UNIVERSITY PARK, Pa. — The Palmer Museum of Art will present a new exhibition titled "Morris Blackburn: Prints and Paintings in Process" from Jan. 17 through April 30.
Born and raised in Philadelphia, Blackburn attended the Pennsylvania Academy of the Fine Arts (PAFA), where he studied with, among others, Arthur B. Carles, one of the country’s leading proponents of modernism. The city remained his home throughout his career as an artist and as a teacher, a profession for which he was equally known and admired. Starting in the 1930s, Blackburn offered courses in painting and printmaking, first at the Philadelphia Museum School of Industrial Art (now the University of the Arts), then the Tyler School of Art at Temple University, and finally at his alma mater, PAFA, where he taught from 1952 until his death in 1979.
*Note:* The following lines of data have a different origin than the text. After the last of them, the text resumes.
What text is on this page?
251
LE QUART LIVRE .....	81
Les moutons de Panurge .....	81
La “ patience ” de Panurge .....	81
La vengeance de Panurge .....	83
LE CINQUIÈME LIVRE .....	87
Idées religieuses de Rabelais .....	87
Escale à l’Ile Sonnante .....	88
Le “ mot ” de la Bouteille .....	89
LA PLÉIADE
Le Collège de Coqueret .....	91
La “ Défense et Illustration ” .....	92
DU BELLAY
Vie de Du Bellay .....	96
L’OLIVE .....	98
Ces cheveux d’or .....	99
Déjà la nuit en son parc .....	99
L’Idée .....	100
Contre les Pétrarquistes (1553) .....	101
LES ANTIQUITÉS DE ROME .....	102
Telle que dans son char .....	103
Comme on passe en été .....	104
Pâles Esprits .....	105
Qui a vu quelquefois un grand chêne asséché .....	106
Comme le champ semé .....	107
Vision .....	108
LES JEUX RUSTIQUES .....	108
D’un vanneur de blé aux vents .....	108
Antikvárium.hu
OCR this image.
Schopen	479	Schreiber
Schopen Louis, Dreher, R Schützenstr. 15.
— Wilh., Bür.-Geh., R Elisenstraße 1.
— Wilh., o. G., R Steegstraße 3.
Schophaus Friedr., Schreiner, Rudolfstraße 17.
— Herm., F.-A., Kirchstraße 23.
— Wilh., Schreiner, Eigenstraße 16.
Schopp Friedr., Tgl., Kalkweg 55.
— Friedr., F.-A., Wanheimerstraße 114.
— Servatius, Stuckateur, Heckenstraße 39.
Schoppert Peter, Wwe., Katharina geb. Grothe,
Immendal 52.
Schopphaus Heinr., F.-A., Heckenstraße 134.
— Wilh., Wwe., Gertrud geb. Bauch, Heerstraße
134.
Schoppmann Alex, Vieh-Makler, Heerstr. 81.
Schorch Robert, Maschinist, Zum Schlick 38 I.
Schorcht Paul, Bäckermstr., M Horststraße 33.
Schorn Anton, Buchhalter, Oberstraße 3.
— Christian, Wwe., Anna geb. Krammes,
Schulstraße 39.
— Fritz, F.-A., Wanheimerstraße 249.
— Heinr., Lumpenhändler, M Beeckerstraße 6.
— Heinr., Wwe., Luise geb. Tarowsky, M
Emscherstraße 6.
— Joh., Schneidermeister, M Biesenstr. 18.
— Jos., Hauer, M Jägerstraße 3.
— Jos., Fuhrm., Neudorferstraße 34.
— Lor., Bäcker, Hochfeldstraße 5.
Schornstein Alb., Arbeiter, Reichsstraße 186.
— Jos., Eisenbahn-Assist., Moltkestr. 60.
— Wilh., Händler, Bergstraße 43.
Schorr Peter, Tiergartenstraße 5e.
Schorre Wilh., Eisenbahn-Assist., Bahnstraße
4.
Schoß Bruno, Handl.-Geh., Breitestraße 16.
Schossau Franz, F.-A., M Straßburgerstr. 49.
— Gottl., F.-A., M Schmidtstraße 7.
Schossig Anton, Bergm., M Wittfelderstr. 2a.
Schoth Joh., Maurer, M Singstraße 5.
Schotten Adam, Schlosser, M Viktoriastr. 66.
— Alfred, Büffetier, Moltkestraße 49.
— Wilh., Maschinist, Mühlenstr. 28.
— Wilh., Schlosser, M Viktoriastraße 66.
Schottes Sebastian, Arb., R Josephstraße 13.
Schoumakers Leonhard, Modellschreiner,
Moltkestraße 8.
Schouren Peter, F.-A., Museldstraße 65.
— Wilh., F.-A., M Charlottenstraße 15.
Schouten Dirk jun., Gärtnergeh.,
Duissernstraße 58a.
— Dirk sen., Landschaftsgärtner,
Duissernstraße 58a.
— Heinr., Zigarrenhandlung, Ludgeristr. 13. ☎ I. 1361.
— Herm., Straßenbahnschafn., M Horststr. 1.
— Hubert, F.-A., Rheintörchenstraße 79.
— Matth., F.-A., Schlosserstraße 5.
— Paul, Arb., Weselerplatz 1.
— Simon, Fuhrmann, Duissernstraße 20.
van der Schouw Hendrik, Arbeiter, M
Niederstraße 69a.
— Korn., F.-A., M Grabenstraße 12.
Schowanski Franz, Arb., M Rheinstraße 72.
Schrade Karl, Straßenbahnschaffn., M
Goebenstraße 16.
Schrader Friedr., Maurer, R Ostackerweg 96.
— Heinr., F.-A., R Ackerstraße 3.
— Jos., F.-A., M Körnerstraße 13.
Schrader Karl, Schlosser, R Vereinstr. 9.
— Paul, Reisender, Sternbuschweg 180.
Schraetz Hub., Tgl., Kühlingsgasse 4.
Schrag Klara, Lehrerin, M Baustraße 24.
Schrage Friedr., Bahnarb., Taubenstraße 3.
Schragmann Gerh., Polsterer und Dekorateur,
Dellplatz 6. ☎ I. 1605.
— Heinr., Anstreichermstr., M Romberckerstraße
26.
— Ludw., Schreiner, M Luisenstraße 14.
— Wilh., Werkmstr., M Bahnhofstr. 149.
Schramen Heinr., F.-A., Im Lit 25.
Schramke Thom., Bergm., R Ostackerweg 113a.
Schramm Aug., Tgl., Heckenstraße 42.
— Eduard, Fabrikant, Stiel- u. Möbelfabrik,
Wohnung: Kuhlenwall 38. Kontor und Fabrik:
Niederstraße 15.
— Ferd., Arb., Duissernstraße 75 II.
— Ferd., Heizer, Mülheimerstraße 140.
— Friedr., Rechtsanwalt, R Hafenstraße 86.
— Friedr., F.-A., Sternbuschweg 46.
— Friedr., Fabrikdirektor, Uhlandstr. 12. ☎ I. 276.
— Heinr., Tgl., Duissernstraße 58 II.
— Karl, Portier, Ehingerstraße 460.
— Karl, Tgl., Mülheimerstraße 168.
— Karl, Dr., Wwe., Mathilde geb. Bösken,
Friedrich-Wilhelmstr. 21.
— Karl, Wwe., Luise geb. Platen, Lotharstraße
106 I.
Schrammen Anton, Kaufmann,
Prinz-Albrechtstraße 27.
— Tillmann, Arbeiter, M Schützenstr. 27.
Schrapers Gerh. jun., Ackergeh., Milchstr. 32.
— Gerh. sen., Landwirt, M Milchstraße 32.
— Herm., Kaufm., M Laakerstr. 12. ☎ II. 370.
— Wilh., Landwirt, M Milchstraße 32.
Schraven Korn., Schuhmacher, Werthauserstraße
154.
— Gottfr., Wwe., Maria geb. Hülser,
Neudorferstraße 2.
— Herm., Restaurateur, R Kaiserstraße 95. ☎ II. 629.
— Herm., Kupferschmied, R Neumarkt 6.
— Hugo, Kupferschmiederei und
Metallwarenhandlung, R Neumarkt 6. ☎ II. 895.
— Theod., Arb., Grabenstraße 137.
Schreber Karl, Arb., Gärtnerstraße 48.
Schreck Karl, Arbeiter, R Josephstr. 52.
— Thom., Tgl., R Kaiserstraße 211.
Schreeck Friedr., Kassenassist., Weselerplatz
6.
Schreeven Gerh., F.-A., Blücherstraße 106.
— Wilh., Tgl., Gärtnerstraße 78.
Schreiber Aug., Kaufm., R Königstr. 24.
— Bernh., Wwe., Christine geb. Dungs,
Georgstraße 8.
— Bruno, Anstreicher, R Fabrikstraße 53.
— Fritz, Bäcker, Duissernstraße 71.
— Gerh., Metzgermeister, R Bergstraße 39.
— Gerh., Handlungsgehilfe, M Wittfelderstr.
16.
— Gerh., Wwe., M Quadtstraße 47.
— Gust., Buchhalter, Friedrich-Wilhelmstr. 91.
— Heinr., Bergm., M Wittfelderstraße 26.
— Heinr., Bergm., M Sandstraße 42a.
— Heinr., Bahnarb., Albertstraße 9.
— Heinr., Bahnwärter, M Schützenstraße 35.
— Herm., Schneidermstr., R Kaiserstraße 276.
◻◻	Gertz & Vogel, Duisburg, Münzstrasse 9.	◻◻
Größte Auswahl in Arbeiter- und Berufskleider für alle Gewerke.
Blackburn’s affiliation with Carles, with whom he studied privately for a number of years following his graduation from PAFA, led to a healthy inclination toward abstraction. This propensity was further enhanced through his participation in the monthly workshops run by experimental printmaker Stanley William Hayter, starting in 1945, at the Print Club (today known as the Print Center). The majority of the drawings, prints, and paintings in the exhibition demonstrate in particular the discipline the Hayter experience brought to Blackburn’s creative process.
Also on view at the Palmer Museum of Art this spring are "Eva Watson-Schütze: Pictorialist Portraits," Jan. 10 through April 30; and "A Kaleidoscope of Color: Studio Glass at the Palmer," Jan. 31 through April 30.
The Palmer Museum of Art at Penn State is located on Curtin Road and admission is free. Museum hours are 10 a.m. to 4:30 p.m. Tuesday through Saturday and noon to 4 p.m. Sunday. The museum is closed Mondays and some holidays. The museum will have modified hours of noon to 4 p.m. on Saturday, March 4, through Sunday, March 12. The museum will be closed Sunday, April 16, and Monday, May 1, through Monday, Sept. 4.
The Palmer Museum of Art receives state arts funding support through a grant from the Pennsylvania Council on the Arts, a state agency funded by the Commonwealth of Pennsylvania and the National Endowment for the Arts, a federal agency.